The Electric Monk
(From Dirk Gently’s Holistic Detective Agency by Douglas Adams)
High on a rocky promontory sat an Electric Monk on a bored horse. From under its rough woven cowl the Monk gazed unblinkingly down into another valley, with which it was having a problem.
The day was hot, the sun stood in an empty hazy sky and beat down upon the gray rocks and the scrubby, parched grass. Nothing moved, not even the Monk. The horse’s tail moved a little, swishing slightly to try and move a little air, but that was all. Otherwise, nothing moved.
The Electric Monk was a labour-saving device, like a dishwasher or a video recorder. Dishwashers washed tedious dishes for you, thus saving you the bother of washing them yourself, video recorders watched tedious television for you, thus saving you the bother of looking at it yourself; Electric Monks believed things for you, thus saving you what was becoming an increasingly onerous task, that of believing all the things the world expected you to believe.

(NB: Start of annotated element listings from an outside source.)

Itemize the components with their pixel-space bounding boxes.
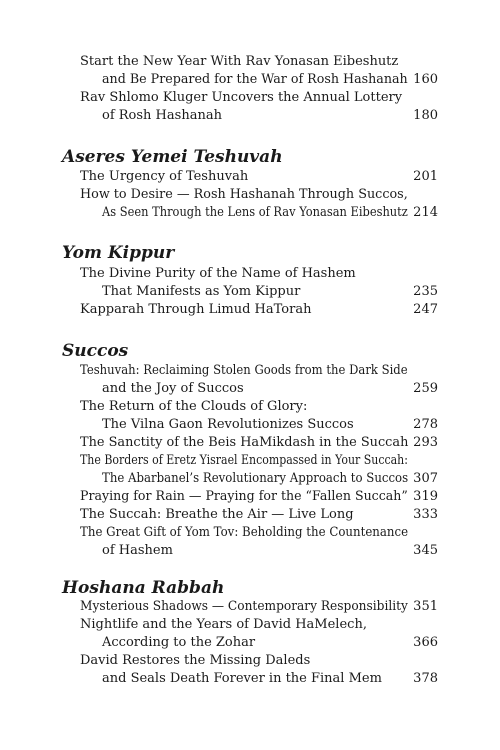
toc-page-number: 259	[413, 381, 438, 396]
toc-page-number: 278	[413, 417, 438, 432]
toc-entry-line: Teshuvah: Reclaiming Stolen Goods from the Dark Side	[80, 363, 408, 378]
toc-page-number: 235	[413, 284, 438, 299]
toc-entry-line: The Vilna Gaon Revolutionizes Succos	[102, 417, 354, 432]
toc-page-number: 307	[413, 471, 438, 486]
toc-page-number: 366	[413, 635, 438, 650]
toc-entry-line: The Divine Purity of the Name of Hashem	[80, 266, 356, 281]
toc-entry-line: The Borders of Eretz Yisrael Encompassed in Your Succah:	[80, 453, 408, 468]
section-title: Hoshana Rabbah	[62, 578, 225, 598]
toc-page-number: 201	[413, 169, 438, 184]
toc-entry-line: The Succah: Breathe the Air — Live Long	[80, 507, 354, 522]
toc-entry-line: David Restores the Missing Daleds	[80, 653, 311, 668]
toc-page-number: 333	[413, 507, 438, 522]
toc-page-number: 247	[413, 302, 438, 317]
toc-page-number: 319	[413, 489, 438, 504]
toc-entry-line: and the Joy of Succos	[102, 381, 244, 396]
section-title: Aseres Yemei Teshuvah	[62, 147, 283, 167]
toc-entry-line: Nightlife and the Years of David HaMelech,	[80, 617, 367, 632]
toc-entry-line: The Abarbanel’s Revolutionary Approach to Succos	[102, 471, 409, 486]
toc-entry-line: and Be Prepared for the War of Rosh Hashanah	[102, 72, 408, 87]
section-title: Succos	[62, 341, 129, 361]
toc-entry-line: The Sanctity of the Beis HaMikdash in the Succah	[80, 435, 409, 450]
toc-entry-line: The Great Gift of Yom Tov: Beholding the Countenance	[80, 525, 409, 540]
toc-page-number: 214	[413, 205, 438, 220]
toc-entry-line: Rav Shlomo Kluger Uncovers the Annual Lottery	[80, 90, 403, 105]
toc-page-number: 378	[413, 671, 438, 686]
toc-entry-line: The Urgency of Teshuvah	[80, 169, 249, 184]
toc-entry-line: and Seals Death Forever in the Final Mem	[102, 671, 382, 686]
toc-entry-line: Praying for Rain — Praying for the “Fallen Succah”	[80, 489, 408, 504]
toc-entry-line: According to the Zohar	[102, 635, 256, 650]
toc-entry-line: Kapparah Through Limud HaTorah	[80, 302, 312, 317]
toc-page-number: 345	[413, 543, 438, 558]
toc-entry-line: Mysterious Shadows — Contemporary Responsibility	[80, 599, 408, 614]
toc-entry-line: How to Desire — Rosh Hashanah Through Succos,	[80, 187, 408, 202]
toc-page-number: 160	[413, 72, 438, 87]
toc-entry-line: Start the New Year With Rav Yonasan Eibeshutz	[80, 54, 399, 69]
toc-entry-line: The Return of the Clouds of Glory:	[80, 399, 308, 414]
toc-page-number: 180	[413, 108, 438, 123]
toc-page-number: 293	[413, 435, 438, 450]
toc-entry-line: That Manifests as Yom Kippur	[102, 284, 301, 299]
toc-entry-line: of Hashem	[102, 543, 173, 558]
section-title: Yom Kippur	[62, 243, 175, 263]
toc-entry-line: As Seen Through the Lens of Rav Yonasan Eibeshutz	[102, 205, 408, 220]
toc-entry-line: of Rosh Hashanah	[102, 108, 222, 123]
toc-page-number: 351	[413, 599, 438, 614]
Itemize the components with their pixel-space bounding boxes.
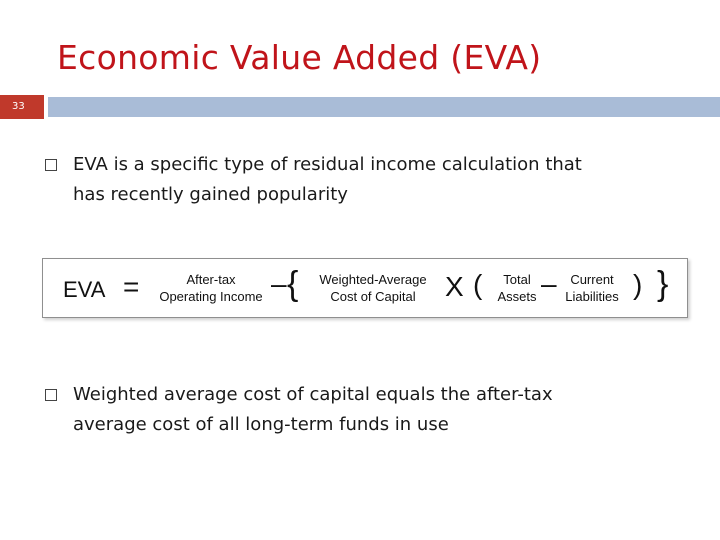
formula-minus: – — [271, 268, 287, 299]
term-line: Operating Income — [159, 289, 263, 304]
formula-times: X — [445, 271, 464, 302]
slide-number: 33 — [12, 101, 25, 112]
formula-paren-open: ( — [473, 269, 483, 300]
formula-term-operating-income — [153, 271, 269, 305]
term-line: After-tax — [186, 272, 236, 287]
term-line: Cost of Capital — [330, 289, 416, 304]
term-line: Assets — [497, 289, 537, 304]
bullet-item — [45, 150, 582, 210]
bullet-text: EVA is a specific type of residual income calculation that has recently gained popularity — [73, 154, 582, 205]
bullet-square-icon — [45, 389, 57, 401]
formula-term-wacc — [309, 271, 437, 305]
eva-formula — [42, 258, 688, 318]
term-line: Current — [570, 272, 614, 287]
bullet-text: Weighted average cost of capital equals the after-tax average cost of all long-term funds in use — [73, 384, 553, 435]
bullet-square-icon — [45, 159, 57, 171]
term-line: Liabilities — [565, 289, 619, 304]
formula-lhs: EVA — [63, 277, 106, 302]
formula-brace-open: { — [287, 265, 299, 303]
term-line: Weighted-Average — [319, 272, 427, 287]
bullet-item — [45, 380, 553, 440]
formula-term-total-assets — [489, 271, 545, 305]
formula-equals: = — [123, 271, 140, 302]
formula-term-current-liabilities — [557, 271, 627, 305]
formula-paren-close: ) — [633, 269, 643, 300]
term-line: Total — [503, 272, 531, 287]
formula-minus: – — [541, 268, 557, 299]
formula-brace-close: } — [657, 265, 669, 303]
header-rule — [48, 97, 720, 117]
slide-title: Economic Value Added (EVA) — [57, 38, 542, 77]
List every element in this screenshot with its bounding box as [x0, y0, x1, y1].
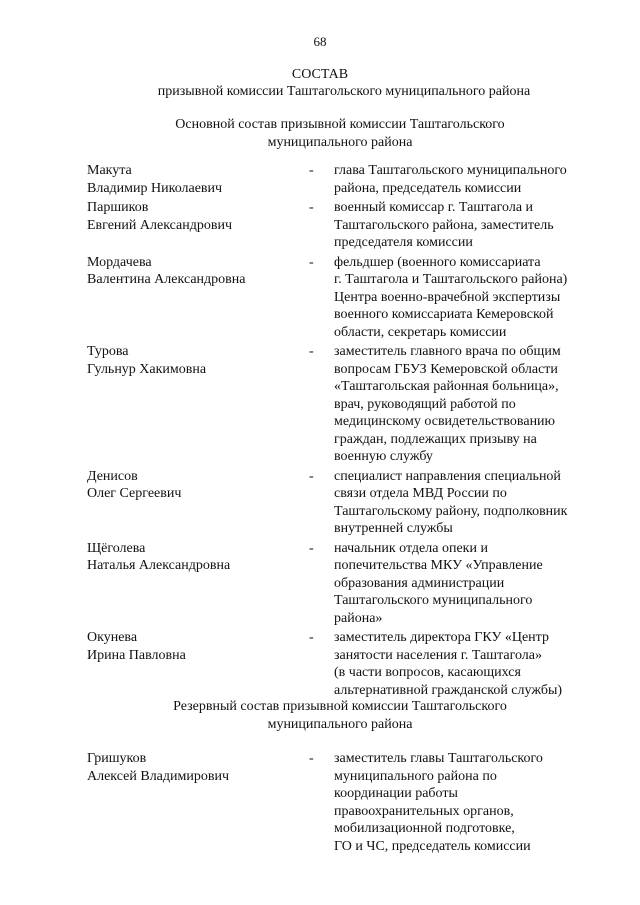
- member-role-line: мобилизационной подготовке,: [334, 821, 515, 836]
- member-name-line: Алексей Владимирович: [87, 768, 230, 784]
- member-role-line: Таштагольского муниципального: [334, 593, 533, 608]
- member-entry: [87, 468, 607, 538]
- member-name-line: Валентина Александровна: [87, 272, 246, 287]
- page-number: 68: [313, 34, 327, 49]
- member-role: [334, 750, 599, 855]
- member-role: [334, 162, 599, 197]
- member-name-line: Гульнур Хакимовна: [87, 361, 207, 377]
- member-role: [334, 199, 599, 252]
- member-role-line: заместитель главы Таштагольского: [334, 751, 543, 766]
- member-name-line: Олег Сергеевич: [87, 486, 182, 501]
- member-role-line: заместитель главного врача по общим: [334, 344, 561, 359]
- member-entry: [87, 162, 607, 197]
- member-role: [334, 629, 599, 699]
- member-role: [334, 540, 599, 628]
- member-name: [87, 162, 309, 197]
- member-role-line: фельдшер (военного комиссариата: [334, 254, 541, 270]
- dash-separator: -: [309, 540, 314, 556]
- member-role-line: координации работы: [334, 786, 458, 801]
- reserve-composition-heading: [0, 698, 640, 734]
- member-role-line: Центра военно-врачебной экспертизы: [334, 289, 561, 305]
- member-role-line: ГО и ЧС, председатель комиссии: [334, 838, 531, 854]
- member-name: [87, 343, 309, 466]
- member-role-line: председателя комиссии: [334, 235, 473, 250]
- member-role-line: Таштагольскому району, подполковник: [334, 503, 568, 519]
- member-name-line: Турова: [87, 344, 129, 359]
- member-name-line: Владимир Николаевич: [87, 180, 223, 196]
- member-name: [87, 468, 309, 538]
- member-role-line: Таштагольского района, заместитель: [334, 217, 554, 233]
- title-line-1: СОСТАВ: [291, 67, 349, 82]
- member-role-line: медицинскому освидетельствованию: [334, 414, 556, 429]
- main-heading-line-1: Основной состав призывной комиссии Таштагольского: [175, 117, 505, 132]
- dash-separator: -: [309, 630, 314, 645]
- member-role: [334, 468, 599, 538]
- member-name: [87, 199, 309, 252]
- reserve-heading-line-2: муниципального района: [267, 717, 413, 732]
- member-entry: [87, 629, 607, 699]
- member-role-line: вопросам ГБУЗ Кемеровской области: [334, 361, 558, 377]
- member-entry: [87, 750, 607, 855]
- dash-separator: -: [309, 163, 314, 178]
- member-role-line: внутренней службы: [334, 521, 453, 536]
- member-name-line: Наталья Александровна: [87, 558, 231, 573]
- member-name-line: Гришуков: [87, 751, 147, 766]
- main-members-list: [87, 162, 607, 701]
- main-heading-line-2: муниципального района: [267, 135, 413, 150]
- member-role-line: альтернативной гражданской службы): [334, 682, 563, 698]
- member-entry: [87, 254, 607, 342]
- member-role-line: военный комиссар г. Таштагола и: [334, 200, 534, 215]
- member-name-line: Паршиков: [87, 200, 149, 215]
- member-role-line: г. Таштагола и Таштагольского района): [334, 272, 568, 287]
- member-role-line: специалист направления специальной: [334, 468, 561, 484]
- member-name-line: Ирина Павловна: [87, 647, 186, 663]
- member-entry: [87, 540, 607, 628]
- main-composition-heading: [0, 116, 640, 152]
- reserve-members-list: [87, 750, 607, 857]
- dash-separator: -: [309, 200, 314, 215]
- member-name-line: Денисов: [87, 468, 138, 484]
- member-entry: [87, 343, 607, 466]
- member-role-line: заместитель директора ГКУ «Центр: [334, 630, 549, 645]
- member-role-line: муниципального района по: [334, 768, 497, 784]
- member-name: [87, 750, 309, 855]
- title-line-2: призывной комиссии Таштагольского муниципального района: [157, 84, 531, 99]
- dash-separator: -: [309, 344, 314, 359]
- dash-separator: -: [309, 254, 314, 270]
- member-role-line: области, секретарь комиссии: [334, 324, 507, 340]
- member-name-line: Окунева: [87, 630, 138, 645]
- member-role-line: попечительства МКУ «Управление: [334, 558, 543, 573]
- member-role-line: района, председатель комиссии: [334, 180, 522, 196]
- member-role-line: правоохранительных органов,: [334, 803, 514, 819]
- document-title: [0, 66, 640, 100]
- member-role: [334, 343, 599, 466]
- member-role-line: военного комиссариата Кемеровской: [334, 307, 554, 322]
- member-role-line: образования администрации: [334, 575, 505, 591]
- member-name: [87, 629, 309, 699]
- dash-separator: -: [309, 751, 314, 766]
- member-role-line: «Таштагольская районная больница»,: [334, 379, 559, 394]
- member-role-line: граждан, подлежащих призыву на: [334, 431, 537, 447]
- member-name-line: Макута: [87, 163, 132, 178]
- member-role: [334, 254, 599, 342]
- member-entry: [87, 199, 607, 252]
- member-role-line: начальник отдела опеки и: [334, 540, 488, 556]
- member-role-line: глава Таштагольского муниципального: [334, 163, 567, 178]
- member-name-line: Мордачева: [87, 254, 152, 270]
- member-name: [87, 540, 309, 628]
- member-role-line: военную службу: [334, 449, 433, 464]
- member-role-line: связи отдела МВД России по: [334, 486, 507, 501]
- member-name-line: Евгений Александрович: [87, 217, 233, 233]
- member-name: [87, 254, 309, 342]
- dash-separator: -: [309, 468, 314, 484]
- member-role-line: врач, руководящий работой по: [334, 396, 516, 412]
- reserve-heading-line-1: Резервный состав призывной комиссии Таштагольского: [173, 699, 507, 714]
- member-role-line: района»: [334, 610, 383, 626]
- member-role-line: занятости населения г. Таштагола»: [334, 647, 542, 663]
- member-role-line: (в части вопросов, касающихся: [334, 665, 521, 680]
- member-name-line: Щёголева: [87, 540, 146, 556]
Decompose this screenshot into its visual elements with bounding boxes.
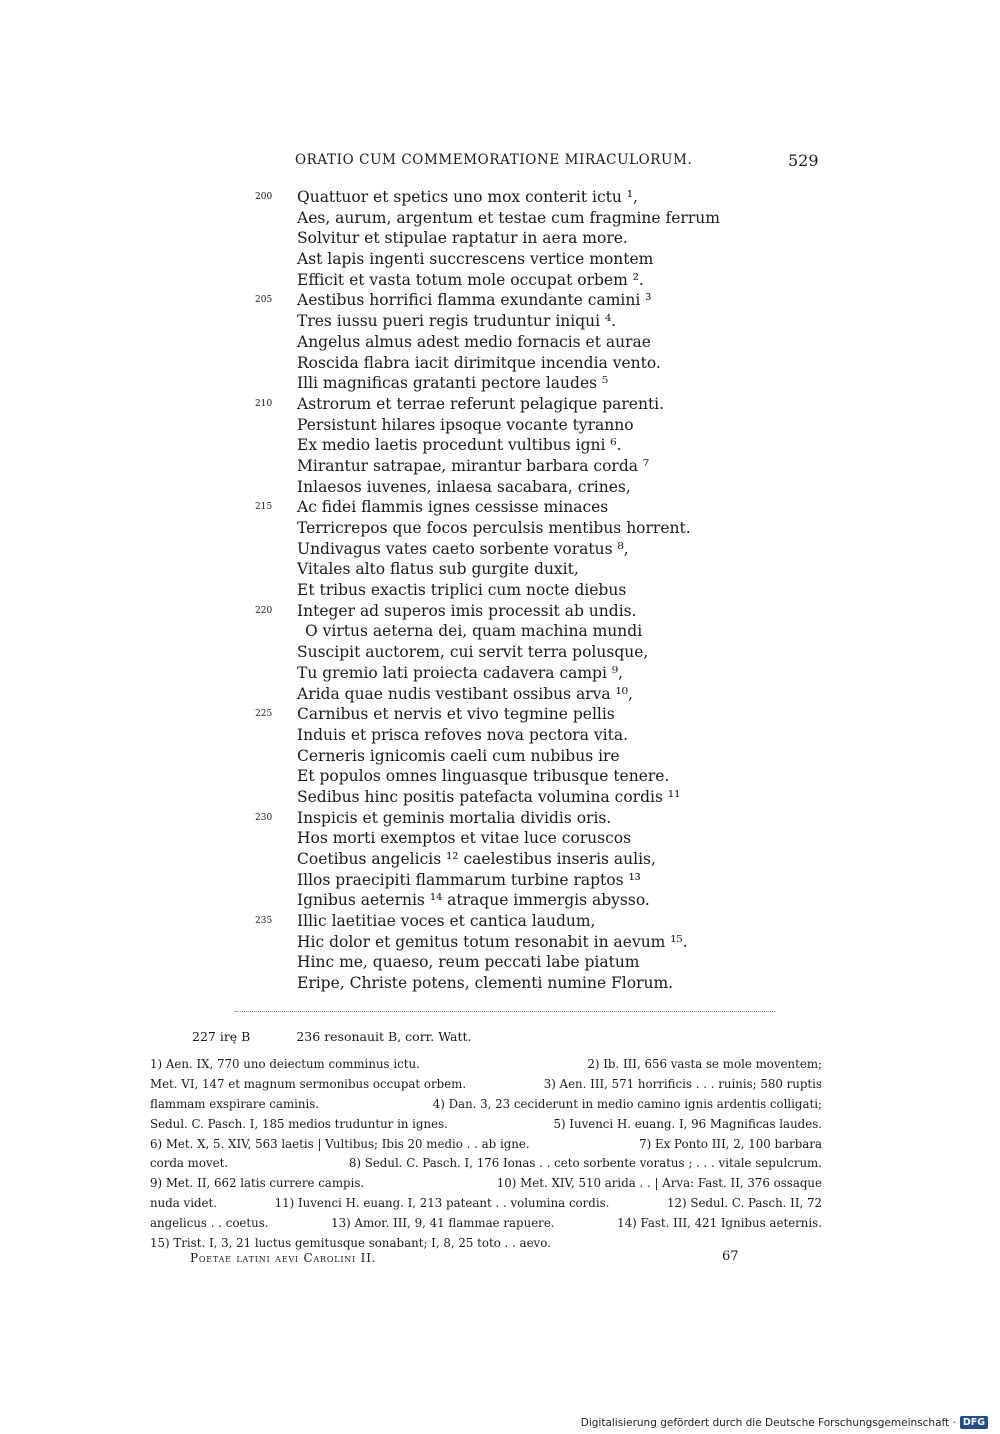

Unfortunately this Electric Monk had developed a fault, and had started to believe all kinds of things, more or less at random. It was even beginning to believe things they’d have difficulty believing in Salt Lake City. It had never heard of Salt Lake City, of course. Nor had it ever heard of a quingigillion, which was roughly the number of miles between this valley and the Great Salt Lake of Utah.
The problem with the valley was this. The Monk currently believed that the valley and everything in the valley and around it, including the Monk itself and the Monk’s horse, was a uniform shade of pale pink. This made for a certain difficulty in distinguishing any one thing from any other thing, and therefore made doing anything or going anywhere impossible, or at least difficult and dangerous. Hence the immobility of the Monk and the boredom of the horse, which had had to put up with a lot of silly things in its time but was secretly of the opinion that this was one of the silliest.
How long did the Monk believe these things?
Well, as far as the Monk was concerned, forever. The faith which moves mountains, or at least believes them against all the available evidence to be pink, was a solid and abiding faith, a great rock against which the world could hurl whatever it would, yet it would not be shaken. In practice, the horse knew, twenty-four hours was usually about its lot.
So what of this horse, then, that actually held opinions, and was sceptical about things? Unusual behaviour for a horse, wasn’t it? An unusual horse perhaps?
No. Although it was certainly a handsome and well-built example of its species, it was none the less a perfectly ordinary horse, such as convergent evolution has produced in many of the places that life is to be found. They have always understood a great deal more than they let on. It is difficult to be sat on all day, every day, by some other creature, without forming an opinion on them.
On the other hand, it is perfectly possible to sit all day, every day, on top of another creature and not have the slightest thought about them whatsoever.